With every card having “full art”, and with each card having its own significance, I felt it would be against the theme to remove any card from the deck. The Rook rulebook is not afraid of removing cards from the game when the game has less players. Tennessee for Two is played with forty-five of the fifty-seven cards in a Rook deck, while my game is played with all seventy-eight of the seventy-eight cards in a tarot card deck.

The largest pitfall of my game is the sheer amount of cards you play with. Tennessee for Two is played in twenty tricks for one-hundred-sixty points each round; my game is played in thirty-nine tricks for one-hundred-twenty-two points each round. My game lasts almost twice as long, and there is innately less interest in each round. There are the same amount of medium to high point cards in the deck, with almost double the amount of filler.

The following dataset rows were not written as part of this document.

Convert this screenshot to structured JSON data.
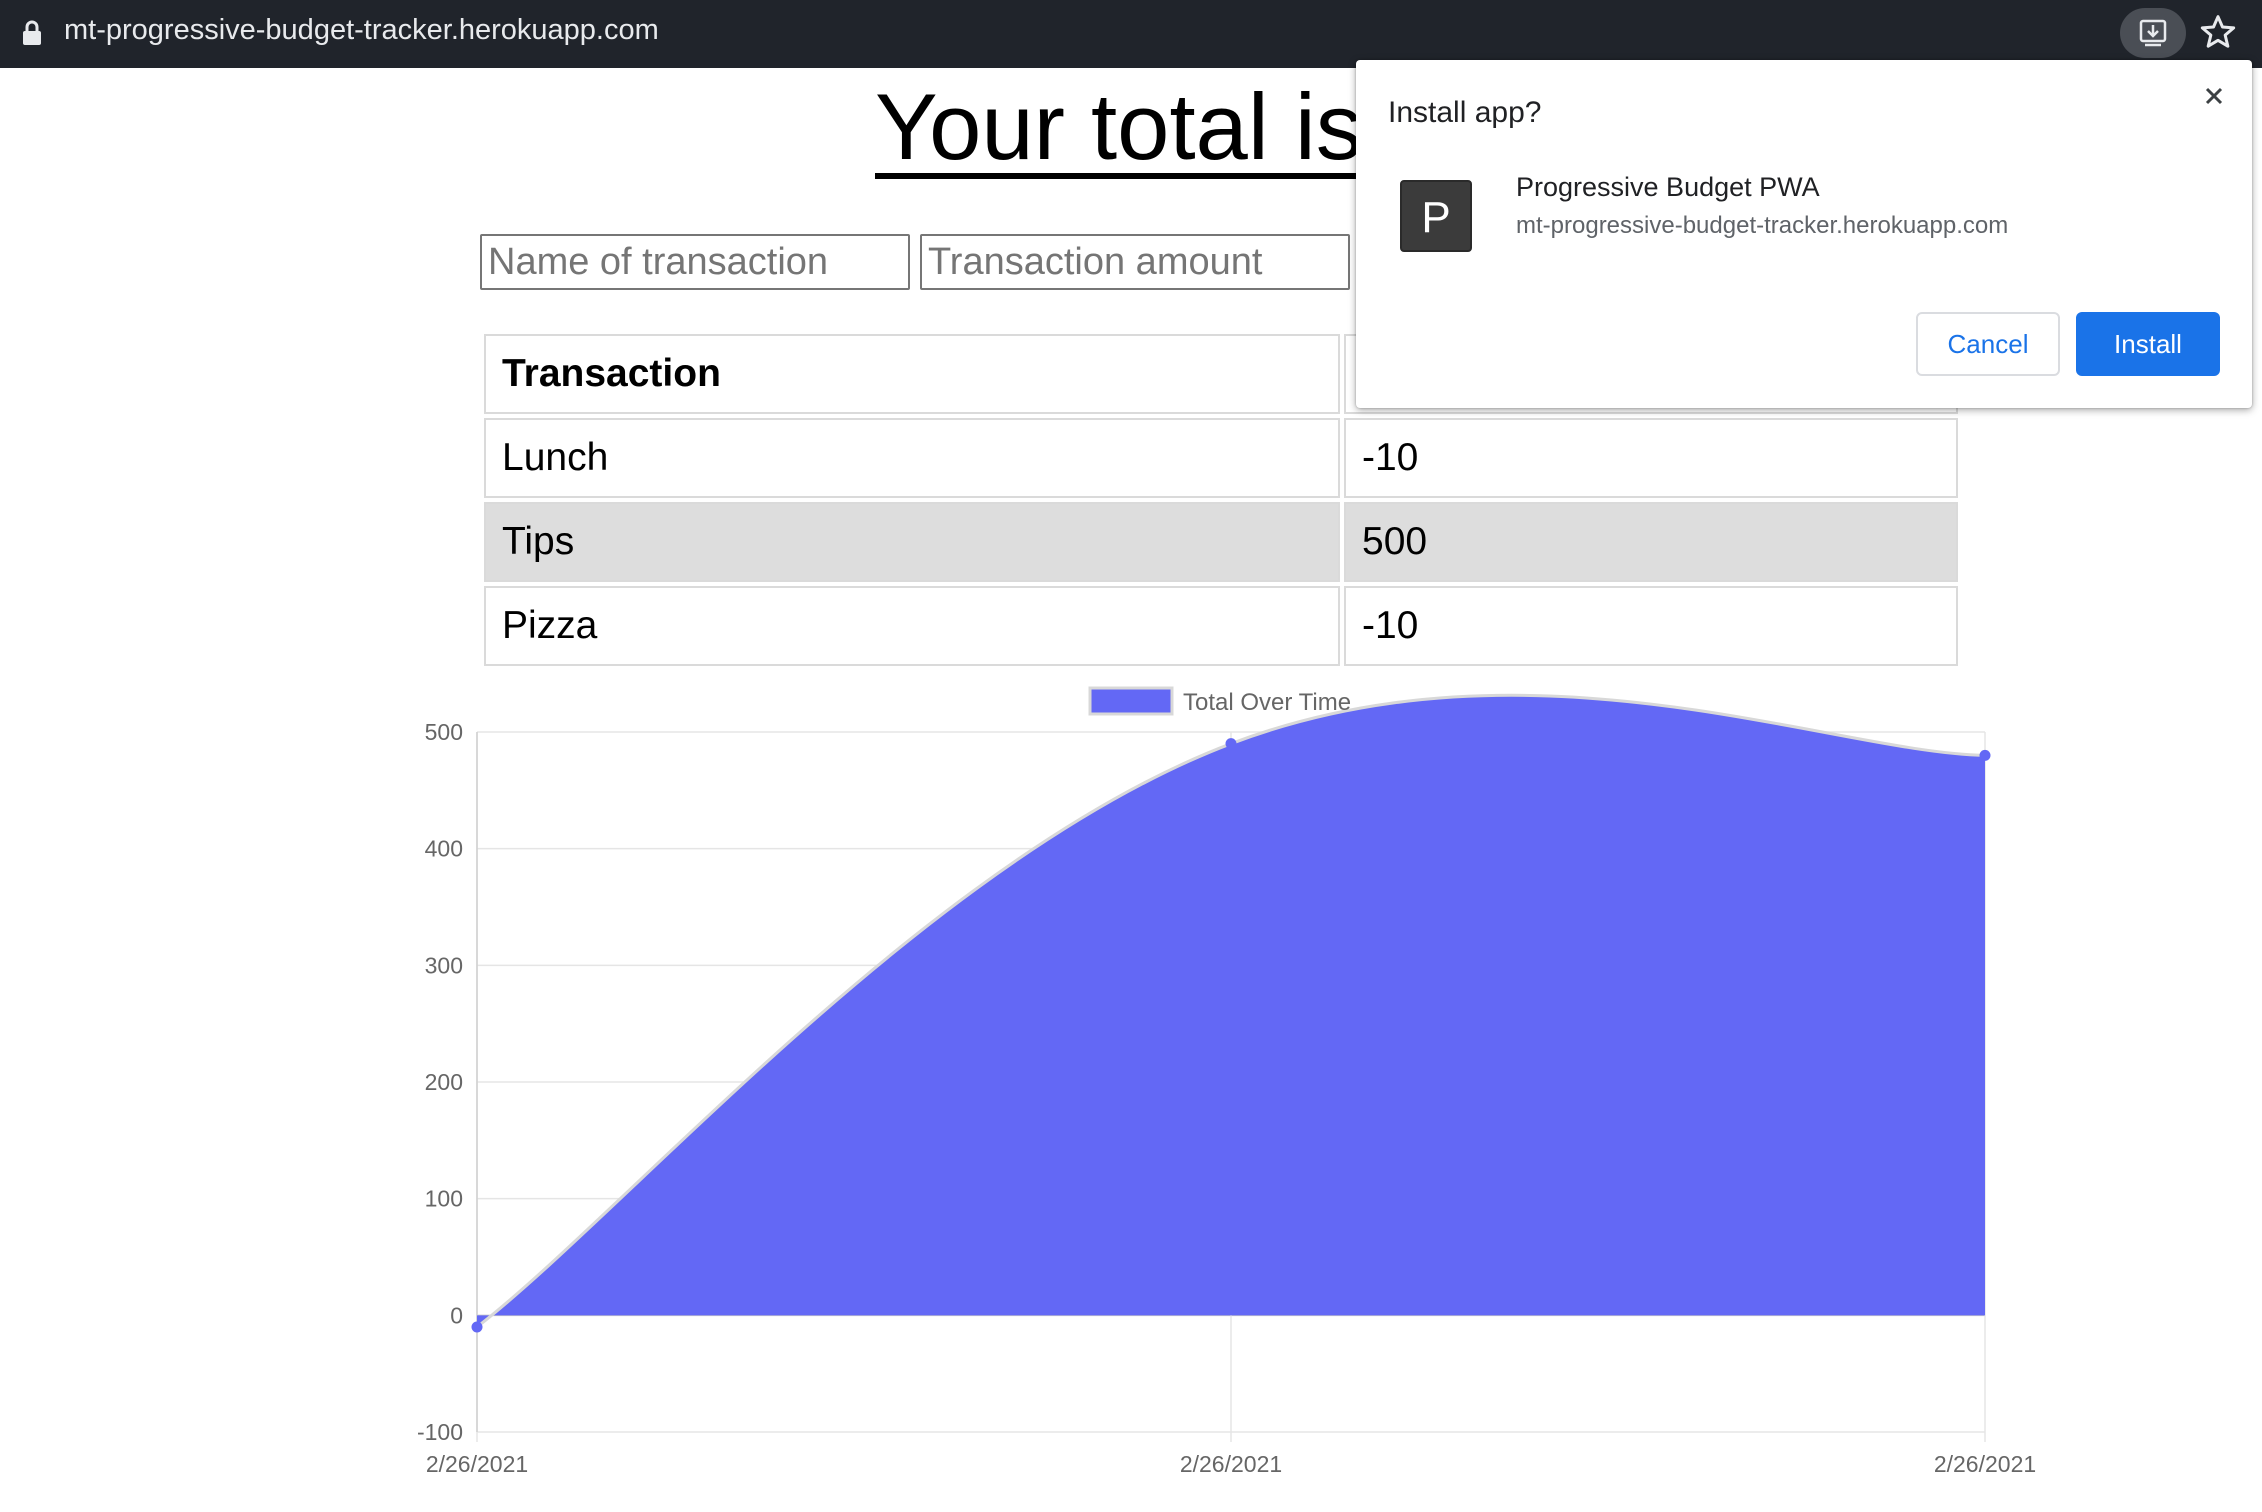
{
  "browser": {
    "url": "mt-progressive-budget-tracker.herokuapp.com",
    "icons": [
      "lock-icon",
      "install-app-icon",
      "bookmark-star-icon"
    ]
  },
  "page": {
    "title": "Your total is:",
    "name_placeholder": "Name of transaction",
    "amount_placeholder": "Transaction amount",
    "table": {
      "header": [
        "Transaction",
        ""
      ],
      "rows": [
        {
          "name": "Lunch",
          "amount": "-10"
        },
        {
          "name": "Tips",
          "amount": "500"
        },
        {
          "name": "Pizza",
          "amount": "-10"
        }
      ]
    }
  },
  "dialog": {
    "title": "Install app?",
    "app_icon_letter": "P",
    "app_name": "Progressive Budget PWA",
    "app_origin": "mt-progressive-budget-tracker.herokuapp.com",
    "cancel_label": "Cancel",
    "install_label": "Install"
  },
  "colors": {
    "browser_bar": "#20242b",
    "area_fill": "#6368f5",
    "accent": "#1a73e8"
  },
  "chart_data": {
    "type": "area",
    "title": "",
    "xlabel": "",
    "ylabel": "",
    "x": [
      "2/26/2021",
      "2/26/2021",
      "2/26/2021"
    ],
    "series": [
      {
        "name": "Total Over Time",
        "values": [
          -10,
          490,
          480
        ]
      }
    ],
    "ylim": [
      -100,
      500
    ],
    "yticks": [
      500,
      400,
      300,
      200,
      100,
      0,
      -100
    ],
    "grid": true,
    "legend": "top-center"
  }
}
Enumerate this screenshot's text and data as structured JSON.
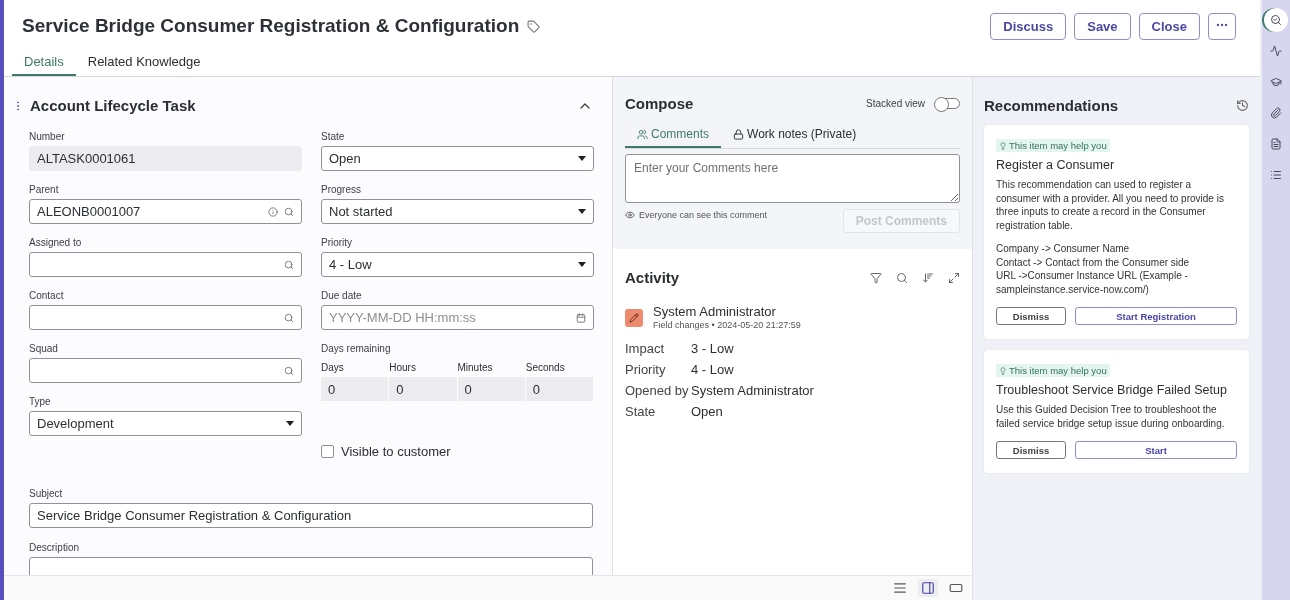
{
  "header": {
    "title": "Service Bridge Consumer Registration & Configuration",
    "buttons": [
      "Discuss",
      "Save",
      "Close"
    ]
  },
  "tabs": [
    {
      "label": "Details",
      "selected": true
    },
    {
      "label": "Related Knowledge",
      "selected": false
    }
  ],
  "form": {
    "title": "Account Lifecycle Task",
    "expanded": true,
    "left": [
      {
        "kind": "readonly",
        "label": "Number",
        "value": "ALTASK0001061"
      },
      {
        "kind": "lookup-info",
        "label": "Parent",
        "value": "ALEONB0001007"
      },
      {
        "kind": "lookup",
        "label": "Assigned to"
      },
      {
        "kind": "lookup",
        "label": "Contact"
      },
      {
        "kind": "lookup",
        "label": "Squad"
      },
      {
        "kind": "select",
        "label": "Type",
        "value": "Development"
      }
    ],
    "right": [
      {
        "kind": "select",
        "label": "State",
        "value": "Open"
      },
      {
        "kind": "select",
        "label": "Progress",
        "value": "Not started"
      },
      {
        "kind": "select",
        "label": "Priority",
        "value": "4 - Low"
      },
      {
        "kind": "date",
        "label": "Due date",
        "placeholder": "YYYY-MM-DD HH:mm:ss"
      },
      {
        "kind": "countdown",
        "label": "Days remaining",
        "units": [
          {
            "label": "Days",
            "value": "0"
          },
          {
            "label": "Hours",
            "value": "0"
          },
          {
            "label": "Minutes",
            "value": "0"
          },
          {
            "label": "Seconds",
            "value": "0"
          }
        ]
      },
      {
        "kind": "checkbox",
        "label": "Visible to customer",
        "checked": false
      }
    ],
    "full": [
      {
        "kind": "text",
        "label": "Subject",
        "value": "Service Bridge Consumer Registration & Configuration"
      },
      {
        "kind": "textarea",
        "label": "Description"
      }
    ]
  },
  "compose": {
    "title": "Compose",
    "stacked_view": {
      "label": "Stacked view",
      "on": false
    },
    "tabs": [
      {
        "kind": "comments",
        "label": "Comments",
        "selected": true
      },
      {
        "kind": "work-notes",
        "label": "Work notes (Private)",
        "selected": false
      }
    ],
    "placeholder": "Enter your Comments here",
    "visibility_note": "Everyone can see this comment",
    "post_button": {
      "label": "Post Comments",
      "disabled": true
    }
  },
  "activity": {
    "title": "Activity",
    "entries": [
      {
        "author": "System Administrator",
        "meta": "Field changes • 2024-05-20 21:27:59",
        "changes": [
          {
            "field": "Impact",
            "value": "3 - Low"
          },
          {
            "field": "Priority",
            "value": "4 - Low"
          },
          {
            "field": "Opened by",
            "value": "System Administrator"
          },
          {
            "field": "State",
            "value": "Open"
          }
        ]
      }
    ]
  },
  "recommendations": {
    "title": "Recommendations",
    "cards": [
      {
        "tag": "This item may help you",
        "title": "Register a Consumer",
        "description": "This recommendation can used to register a consumer with a provider. All you need to provide is three inputs to create a record in the Consumer registration table.",
        "mappings": [
          "Company -> Consumer Name",
          "Contact -> Contact from the Consumer side",
          "URL ->Consumer Instance URL (Example - sampleinstance.service-now.com/)"
        ],
        "buttons": [
          {
            "kind": "secondary",
            "label": "Dismiss"
          },
          {
            "kind": "primary",
            "label": "Start Registration"
          }
        ]
      },
      {
        "tag": "This item may help you",
        "title": "Troubleshoot Service Bridge Failed Setup",
        "description": "Use this Guided Decision Tree to troubleshoot the failed service bridge setup issue during onboarding.",
        "buttons": [
          {
            "kind": "secondary",
            "label": "Dismiss"
          },
          {
            "kind": "primary",
            "label": "Start"
          }
        ]
      }
    ]
  },
  "rail": [
    {
      "kind": "recommendations",
      "selected": true
    },
    {
      "kind": "activity",
      "selected": false
    },
    {
      "kind": "learning",
      "selected": false
    },
    {
      "kind": "attachments",
      "selected": false
    },
    {
      "kind": "document",
      "selected": false
    },
    {
      "kind": "outline",
      "selected": false
    }
  ],
  "views": [
    {
      "kind": "list",
      "selected": false
    },
    {
      "kind": "split",
      "selected": true
    },
    {
      "kind": "single",
      "selected": false
    }
  ]
}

Overall, just play Tennessee for Two. My game offers little gain for what you lose in wasted time each round.


Rules

Background

The game is played with tarot cards. In a tarot card deck, there are five suits: cups, pentacles, swords, wands, and trump. Cups, pentacles, swords, and wands are ordered aces, one through ten, pages, knights, queens, and kings, lowest to highest. Trump is ordered zero through twenty-one, lowest to highest.

The game is played like a standard two player trick-taking game. (The leader plays a card, the second player plays a card, the card with the higher face value wins and the person who played that card becomes the next trick’s leader.) Trump wins against any non-trump card and loses to higher valued trump.

Object

The goal of the game is to win as many points as possible. You win points by winning tricks with certain cards in them. There are a total of one-hundred-twenty-two points each round.

Setup

Shuffle and deal the deck into three piles. The non-dealer picks a pile to become their hand, the dealer likewise, and the third pile becomes a draw pile. Move the top card of the draw pile face up and to the side, this creates two options to draw from. (One option is the face-up card, the other is the face-down card on the top of the deck.)

Play

The non-dealer leads off for the first trick. After each trick and if there are still cards left to draw, the winner of the trick picks one of the two card options to draw to their hand. The loser of the trick draws the card option that wasn’t chosen by the other player. After both cards are drawn, flip over another card face-up, creating two options to draw from again. After the draw pile is depleted, the game continues until each player is out of cards.

Scoring

There are four kinds of cards that are worth points: aces, pages, kings, and trump. Aces are worth five points, pages and kings are worth ten points, trump cards are worth one point.

Add up all the points from the tricks you won at the end of every round and add it to your overall score. When a player gets an overall score of above three-hundred points at the end of a round, the player with the higher score wins.